Safety formats for nonlinear finite elemente analysis
Author: Flavio Lorez
Language: English
Abstract
Various sources of uncertainty make structural analysis a probabilistic problem. Safety formats attempt to guarantee the targeted reliability in a deterministic way, allowing the design and verification of structures without the need for sophisticated probabilistic methods. Most often, the problem is addressed by introducing partial safety factors to reduce the material strength used to verify structures. On the example of a nonlinear finite element model in ANSYS APDL using CMM-Usermat, the applicability and performance of different safety formats (PSF, GSF, ECOV) for nonlinear analysis is tested, and their performance is assessed by comparing the obtained safety margins to a full probabilistic assessment.
A Monte Carlo Simulation is used to enlighten the resistance distribution and quantify the probability that the true structural resistance undercuts the design resistances provided by the deterministic safety formats.

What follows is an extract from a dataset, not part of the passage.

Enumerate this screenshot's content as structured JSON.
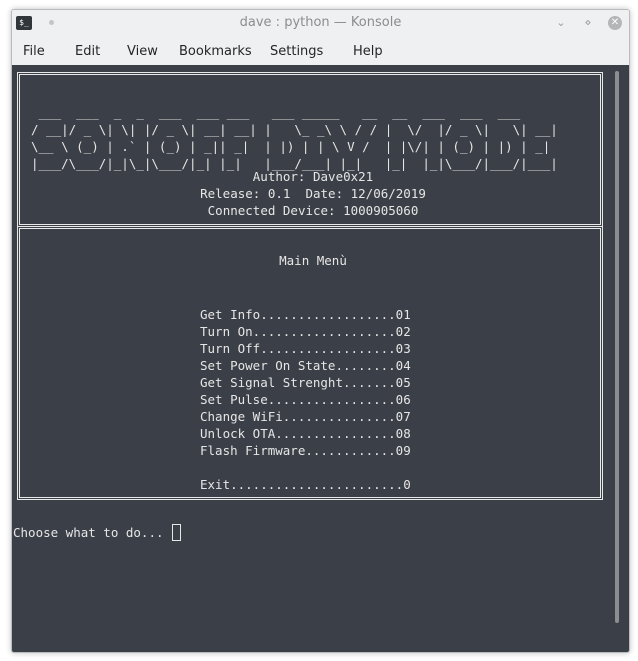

The study shows that only the partial safety factor format achieves the targeted reliability but is over-conservative. The effect of multiple material parameters on the model response is also studied. In nonlinear models, variability in properties such as the material strength can lead to significant changes in the load-bearing behaviour of the model. Indeed, it is shown that supposedly better steel properties can lead to a reduced global resistance by disallowing the redistribution of shear forces.